The chair groaned as Taylor pulled the lever, rising smoothly back into sitting. He pushed his hair back, revealing the messy scar over his right eyebrow where a piercing used to be.

“Yeah, but, Dingly Heath? Falkington City would have been fine, but Dingly’s a town of coffin dodgers, JP. Did you know that the average age is sixty-seven? I looked it up earlier.”

Johnny had too, and according to Google it had also won England’s ‘Most Motivated Town of 1992.’ Allegedly. Although what it was motivated for was anyone’s guess.

“Sixty-fucking-seven,” Taylor continued. “It’s practically a retirement village.”

Johnny huffed out a laugh. “Should we just take up knitting now, or wait until our blood pressure tablets kick in?”

They both laughed, the tension of the day beginning to melt away. Johnny tapped the little hula girl that was stuck to the dashboard, making her grass skirt flick about. “The elderly can be randy bastards, you know? Might put an end to your dry spell.”

Taylor grimaced. “Fuck no. Remember that guy in the care home that got his cock stuck in a Pringles tube? Filled it with denture cream and humped it until everything congealed and made a vacuum around his knob?”
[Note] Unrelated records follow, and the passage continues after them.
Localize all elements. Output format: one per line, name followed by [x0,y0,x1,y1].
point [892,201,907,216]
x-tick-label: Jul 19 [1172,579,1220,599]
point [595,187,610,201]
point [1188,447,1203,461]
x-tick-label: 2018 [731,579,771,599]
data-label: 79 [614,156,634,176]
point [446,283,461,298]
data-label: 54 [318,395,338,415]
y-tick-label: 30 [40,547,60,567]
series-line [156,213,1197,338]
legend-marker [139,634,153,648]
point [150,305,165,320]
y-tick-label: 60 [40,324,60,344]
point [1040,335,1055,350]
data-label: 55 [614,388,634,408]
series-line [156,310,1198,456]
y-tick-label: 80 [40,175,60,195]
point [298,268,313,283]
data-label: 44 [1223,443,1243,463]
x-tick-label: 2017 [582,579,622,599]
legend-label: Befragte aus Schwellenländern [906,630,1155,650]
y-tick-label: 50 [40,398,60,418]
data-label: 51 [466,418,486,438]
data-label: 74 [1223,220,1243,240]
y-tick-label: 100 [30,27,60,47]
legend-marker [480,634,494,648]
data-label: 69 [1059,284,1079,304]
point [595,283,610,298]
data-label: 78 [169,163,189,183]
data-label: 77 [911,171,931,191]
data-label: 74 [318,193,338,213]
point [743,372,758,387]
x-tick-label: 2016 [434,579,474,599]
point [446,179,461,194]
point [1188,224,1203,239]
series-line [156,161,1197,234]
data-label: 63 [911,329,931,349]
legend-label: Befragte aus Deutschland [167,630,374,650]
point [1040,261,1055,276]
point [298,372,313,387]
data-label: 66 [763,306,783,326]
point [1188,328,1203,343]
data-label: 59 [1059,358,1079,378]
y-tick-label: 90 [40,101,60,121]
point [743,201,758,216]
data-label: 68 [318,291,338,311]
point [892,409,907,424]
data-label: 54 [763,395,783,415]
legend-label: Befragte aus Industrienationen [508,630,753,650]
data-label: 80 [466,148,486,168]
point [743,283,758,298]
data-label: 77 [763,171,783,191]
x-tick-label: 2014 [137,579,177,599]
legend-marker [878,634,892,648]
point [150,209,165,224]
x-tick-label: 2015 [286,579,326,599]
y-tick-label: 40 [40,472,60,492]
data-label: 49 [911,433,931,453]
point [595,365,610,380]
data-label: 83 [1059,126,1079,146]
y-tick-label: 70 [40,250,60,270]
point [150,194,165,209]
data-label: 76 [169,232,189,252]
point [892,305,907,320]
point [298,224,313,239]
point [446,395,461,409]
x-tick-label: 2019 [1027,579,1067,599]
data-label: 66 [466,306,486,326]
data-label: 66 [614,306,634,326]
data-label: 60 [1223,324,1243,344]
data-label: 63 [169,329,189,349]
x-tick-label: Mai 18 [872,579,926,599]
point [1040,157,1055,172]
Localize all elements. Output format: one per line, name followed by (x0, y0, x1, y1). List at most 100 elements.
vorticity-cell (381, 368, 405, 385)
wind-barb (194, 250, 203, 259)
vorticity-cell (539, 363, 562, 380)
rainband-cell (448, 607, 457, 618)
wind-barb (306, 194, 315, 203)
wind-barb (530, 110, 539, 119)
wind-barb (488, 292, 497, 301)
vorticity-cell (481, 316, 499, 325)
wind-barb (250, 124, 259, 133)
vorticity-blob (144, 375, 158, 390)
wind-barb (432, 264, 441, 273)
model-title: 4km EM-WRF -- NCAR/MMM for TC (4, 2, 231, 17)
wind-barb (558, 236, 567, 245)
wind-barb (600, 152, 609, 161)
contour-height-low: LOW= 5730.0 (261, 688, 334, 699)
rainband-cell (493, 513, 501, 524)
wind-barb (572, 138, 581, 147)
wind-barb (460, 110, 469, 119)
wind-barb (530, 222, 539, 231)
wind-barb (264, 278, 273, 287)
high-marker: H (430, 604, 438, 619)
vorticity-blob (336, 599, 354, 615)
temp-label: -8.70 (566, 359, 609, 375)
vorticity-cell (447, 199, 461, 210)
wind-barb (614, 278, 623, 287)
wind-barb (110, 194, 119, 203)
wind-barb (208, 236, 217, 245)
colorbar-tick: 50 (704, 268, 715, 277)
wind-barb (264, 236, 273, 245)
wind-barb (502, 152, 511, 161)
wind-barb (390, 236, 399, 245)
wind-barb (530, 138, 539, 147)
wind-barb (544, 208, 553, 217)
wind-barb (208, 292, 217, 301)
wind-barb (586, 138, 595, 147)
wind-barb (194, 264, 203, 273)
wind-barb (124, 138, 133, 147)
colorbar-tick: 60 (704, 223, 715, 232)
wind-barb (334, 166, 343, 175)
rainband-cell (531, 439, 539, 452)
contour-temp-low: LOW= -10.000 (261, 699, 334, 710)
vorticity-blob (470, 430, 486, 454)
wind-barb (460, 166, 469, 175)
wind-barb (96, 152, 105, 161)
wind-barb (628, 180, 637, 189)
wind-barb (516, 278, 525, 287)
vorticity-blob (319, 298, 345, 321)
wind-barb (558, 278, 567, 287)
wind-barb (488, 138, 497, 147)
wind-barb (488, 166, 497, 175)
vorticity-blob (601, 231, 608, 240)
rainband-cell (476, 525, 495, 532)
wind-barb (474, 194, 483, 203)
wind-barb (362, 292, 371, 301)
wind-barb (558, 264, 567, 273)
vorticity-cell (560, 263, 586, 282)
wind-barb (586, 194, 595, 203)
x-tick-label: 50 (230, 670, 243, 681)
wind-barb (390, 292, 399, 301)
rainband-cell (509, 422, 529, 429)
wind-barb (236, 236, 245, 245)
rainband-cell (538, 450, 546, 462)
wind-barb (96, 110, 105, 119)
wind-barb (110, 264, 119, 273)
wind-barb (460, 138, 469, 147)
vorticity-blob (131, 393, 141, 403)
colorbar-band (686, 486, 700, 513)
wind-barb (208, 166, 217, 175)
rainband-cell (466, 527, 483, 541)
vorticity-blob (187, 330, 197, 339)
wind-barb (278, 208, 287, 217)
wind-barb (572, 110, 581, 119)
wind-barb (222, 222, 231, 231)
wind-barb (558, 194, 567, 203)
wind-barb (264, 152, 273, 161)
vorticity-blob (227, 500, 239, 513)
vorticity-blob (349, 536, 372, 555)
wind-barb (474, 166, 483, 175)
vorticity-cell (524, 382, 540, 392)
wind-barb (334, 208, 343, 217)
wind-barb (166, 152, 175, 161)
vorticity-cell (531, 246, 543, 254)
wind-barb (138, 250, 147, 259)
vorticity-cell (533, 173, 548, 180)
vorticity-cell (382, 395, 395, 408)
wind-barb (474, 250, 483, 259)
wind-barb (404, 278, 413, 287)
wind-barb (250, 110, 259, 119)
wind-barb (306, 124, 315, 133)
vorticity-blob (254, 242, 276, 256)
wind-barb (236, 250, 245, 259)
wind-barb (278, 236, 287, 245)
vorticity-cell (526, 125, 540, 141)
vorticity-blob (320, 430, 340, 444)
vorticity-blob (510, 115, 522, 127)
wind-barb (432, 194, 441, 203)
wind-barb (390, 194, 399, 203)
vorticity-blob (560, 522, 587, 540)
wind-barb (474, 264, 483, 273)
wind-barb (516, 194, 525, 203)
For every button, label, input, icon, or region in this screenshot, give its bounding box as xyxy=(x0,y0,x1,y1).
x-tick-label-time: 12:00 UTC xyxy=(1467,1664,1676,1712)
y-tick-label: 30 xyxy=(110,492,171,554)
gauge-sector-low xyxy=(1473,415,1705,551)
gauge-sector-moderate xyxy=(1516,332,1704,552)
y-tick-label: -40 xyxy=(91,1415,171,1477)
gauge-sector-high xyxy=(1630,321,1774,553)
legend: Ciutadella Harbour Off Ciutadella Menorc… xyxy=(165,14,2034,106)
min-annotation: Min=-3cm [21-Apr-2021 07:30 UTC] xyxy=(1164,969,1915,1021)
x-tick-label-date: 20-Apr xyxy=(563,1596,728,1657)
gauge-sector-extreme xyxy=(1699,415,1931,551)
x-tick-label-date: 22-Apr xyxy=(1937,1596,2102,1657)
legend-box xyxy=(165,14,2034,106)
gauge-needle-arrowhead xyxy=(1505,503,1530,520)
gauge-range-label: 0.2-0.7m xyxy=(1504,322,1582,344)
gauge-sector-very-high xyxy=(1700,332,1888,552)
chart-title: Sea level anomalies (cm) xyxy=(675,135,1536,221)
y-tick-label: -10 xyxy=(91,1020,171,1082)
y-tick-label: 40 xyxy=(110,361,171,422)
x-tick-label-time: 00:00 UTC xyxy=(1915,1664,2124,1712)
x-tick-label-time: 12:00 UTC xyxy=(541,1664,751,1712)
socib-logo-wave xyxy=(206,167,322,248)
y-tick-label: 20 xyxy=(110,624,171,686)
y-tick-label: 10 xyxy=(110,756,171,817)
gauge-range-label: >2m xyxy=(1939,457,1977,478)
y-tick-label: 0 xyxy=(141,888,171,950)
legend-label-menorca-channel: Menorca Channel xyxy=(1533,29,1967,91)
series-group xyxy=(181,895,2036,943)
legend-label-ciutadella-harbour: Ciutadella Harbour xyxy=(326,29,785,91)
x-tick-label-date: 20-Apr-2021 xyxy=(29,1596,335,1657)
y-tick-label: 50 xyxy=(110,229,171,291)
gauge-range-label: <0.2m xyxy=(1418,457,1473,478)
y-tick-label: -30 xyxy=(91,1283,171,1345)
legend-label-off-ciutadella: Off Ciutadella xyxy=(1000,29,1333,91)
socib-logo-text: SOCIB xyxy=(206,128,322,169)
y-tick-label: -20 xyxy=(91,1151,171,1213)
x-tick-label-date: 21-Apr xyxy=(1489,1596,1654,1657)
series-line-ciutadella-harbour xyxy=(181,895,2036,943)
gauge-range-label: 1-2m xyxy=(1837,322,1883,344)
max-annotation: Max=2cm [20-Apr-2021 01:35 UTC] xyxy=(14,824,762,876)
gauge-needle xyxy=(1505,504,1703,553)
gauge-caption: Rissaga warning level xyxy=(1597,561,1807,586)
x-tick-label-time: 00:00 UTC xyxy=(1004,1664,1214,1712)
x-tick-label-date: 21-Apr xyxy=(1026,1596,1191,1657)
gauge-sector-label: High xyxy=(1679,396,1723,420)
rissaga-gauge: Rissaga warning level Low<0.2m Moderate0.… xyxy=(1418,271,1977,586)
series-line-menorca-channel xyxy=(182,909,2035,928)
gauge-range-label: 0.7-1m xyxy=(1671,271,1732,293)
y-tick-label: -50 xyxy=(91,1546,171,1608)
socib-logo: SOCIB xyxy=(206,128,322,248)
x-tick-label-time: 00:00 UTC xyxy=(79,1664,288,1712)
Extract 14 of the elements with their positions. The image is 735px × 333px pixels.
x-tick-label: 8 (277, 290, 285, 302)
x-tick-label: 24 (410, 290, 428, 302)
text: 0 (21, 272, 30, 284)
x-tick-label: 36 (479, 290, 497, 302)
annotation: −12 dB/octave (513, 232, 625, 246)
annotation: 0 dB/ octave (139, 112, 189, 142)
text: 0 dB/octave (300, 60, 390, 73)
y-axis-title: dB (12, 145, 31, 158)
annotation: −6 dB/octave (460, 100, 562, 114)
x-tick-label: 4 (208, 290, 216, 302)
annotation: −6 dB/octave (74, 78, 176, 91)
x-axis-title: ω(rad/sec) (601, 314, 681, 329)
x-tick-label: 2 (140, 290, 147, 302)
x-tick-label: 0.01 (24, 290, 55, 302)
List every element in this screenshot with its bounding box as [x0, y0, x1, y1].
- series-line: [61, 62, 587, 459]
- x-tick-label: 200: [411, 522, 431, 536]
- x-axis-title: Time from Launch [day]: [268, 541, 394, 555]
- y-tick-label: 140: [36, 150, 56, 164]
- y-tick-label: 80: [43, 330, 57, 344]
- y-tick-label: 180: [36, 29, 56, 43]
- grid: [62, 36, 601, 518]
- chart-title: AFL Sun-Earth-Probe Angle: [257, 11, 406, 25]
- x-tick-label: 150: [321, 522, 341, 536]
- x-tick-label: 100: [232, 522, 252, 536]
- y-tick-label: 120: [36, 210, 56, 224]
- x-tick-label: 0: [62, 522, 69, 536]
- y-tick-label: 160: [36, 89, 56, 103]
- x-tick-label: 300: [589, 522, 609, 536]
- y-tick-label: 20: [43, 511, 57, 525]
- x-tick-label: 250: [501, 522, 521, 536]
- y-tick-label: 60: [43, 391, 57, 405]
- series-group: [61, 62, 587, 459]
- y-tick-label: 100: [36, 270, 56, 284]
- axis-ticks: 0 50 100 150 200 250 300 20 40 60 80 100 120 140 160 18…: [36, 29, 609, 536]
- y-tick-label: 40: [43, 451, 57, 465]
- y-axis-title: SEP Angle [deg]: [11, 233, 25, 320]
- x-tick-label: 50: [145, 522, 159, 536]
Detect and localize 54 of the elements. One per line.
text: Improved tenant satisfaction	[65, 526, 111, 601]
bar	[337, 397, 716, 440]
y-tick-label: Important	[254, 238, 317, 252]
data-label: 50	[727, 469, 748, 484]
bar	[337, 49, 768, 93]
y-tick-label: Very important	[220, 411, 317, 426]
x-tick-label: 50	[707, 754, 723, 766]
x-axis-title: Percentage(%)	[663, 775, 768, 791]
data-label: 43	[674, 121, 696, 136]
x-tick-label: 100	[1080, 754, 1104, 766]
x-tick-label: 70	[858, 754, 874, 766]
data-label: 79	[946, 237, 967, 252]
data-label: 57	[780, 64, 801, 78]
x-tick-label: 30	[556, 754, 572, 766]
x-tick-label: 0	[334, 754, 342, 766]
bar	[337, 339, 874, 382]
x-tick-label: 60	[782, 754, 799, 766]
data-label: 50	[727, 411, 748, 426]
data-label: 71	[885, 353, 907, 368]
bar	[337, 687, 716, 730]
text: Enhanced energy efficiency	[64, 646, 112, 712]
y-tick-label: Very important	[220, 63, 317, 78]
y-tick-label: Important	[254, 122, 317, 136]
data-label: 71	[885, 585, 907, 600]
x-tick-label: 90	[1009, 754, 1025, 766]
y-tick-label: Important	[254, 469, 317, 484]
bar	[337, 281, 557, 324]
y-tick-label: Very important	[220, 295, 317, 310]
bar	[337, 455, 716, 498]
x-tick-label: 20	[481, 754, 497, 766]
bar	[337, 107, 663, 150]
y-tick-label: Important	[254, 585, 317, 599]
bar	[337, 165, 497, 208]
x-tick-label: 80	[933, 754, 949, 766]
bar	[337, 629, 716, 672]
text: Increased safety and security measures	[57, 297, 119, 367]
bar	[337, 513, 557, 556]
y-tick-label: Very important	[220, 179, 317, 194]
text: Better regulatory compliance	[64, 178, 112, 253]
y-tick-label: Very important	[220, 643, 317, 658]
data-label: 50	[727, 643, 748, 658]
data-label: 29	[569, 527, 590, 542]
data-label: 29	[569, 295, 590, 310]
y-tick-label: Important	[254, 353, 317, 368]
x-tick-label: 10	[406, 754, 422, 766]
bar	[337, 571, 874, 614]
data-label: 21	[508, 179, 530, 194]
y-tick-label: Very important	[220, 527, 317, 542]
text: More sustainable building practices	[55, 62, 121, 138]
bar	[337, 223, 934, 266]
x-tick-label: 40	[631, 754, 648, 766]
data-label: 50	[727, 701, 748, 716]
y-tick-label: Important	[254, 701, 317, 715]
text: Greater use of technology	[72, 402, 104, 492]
Johnny grinned. “Shit, yeah. And the other old guy that got a tangerine stuck up his arse? Tried to get it out with an electric drill and had to be airlifted to hospital? Fuck, that was traumatising. The boss banned fruit in the office for a year.”

Taylor pressed two fingers to his forehead. “Thanks. I’d almost wiped that day from my memory.”

Taylor ran a hand down his face and crossed his arms. “What’re we gonna do, JP? We’re not made for wrangling old people. We’re trained firearms officers, for fuck’s sake.”

Johnny nodded. “I know, but just go with it. Ride the storm, see the punishment post through, then maybe we can reapply to get our guns back. Transfer to the city or something.”

“You think they’ll let us?”

“Why not? Get your head on straight, nose to the grindstone—both of us—support the local community, all that bollocks. Then, yeah. Why wouldn’t they?”

Contemplative silence hung between them as the car drifted around the final bend and the pack house came into view. It sat at the top of a hill at the end of an incredibly muddy driveway that was so long it could almost be mistaken for a country lane of its own.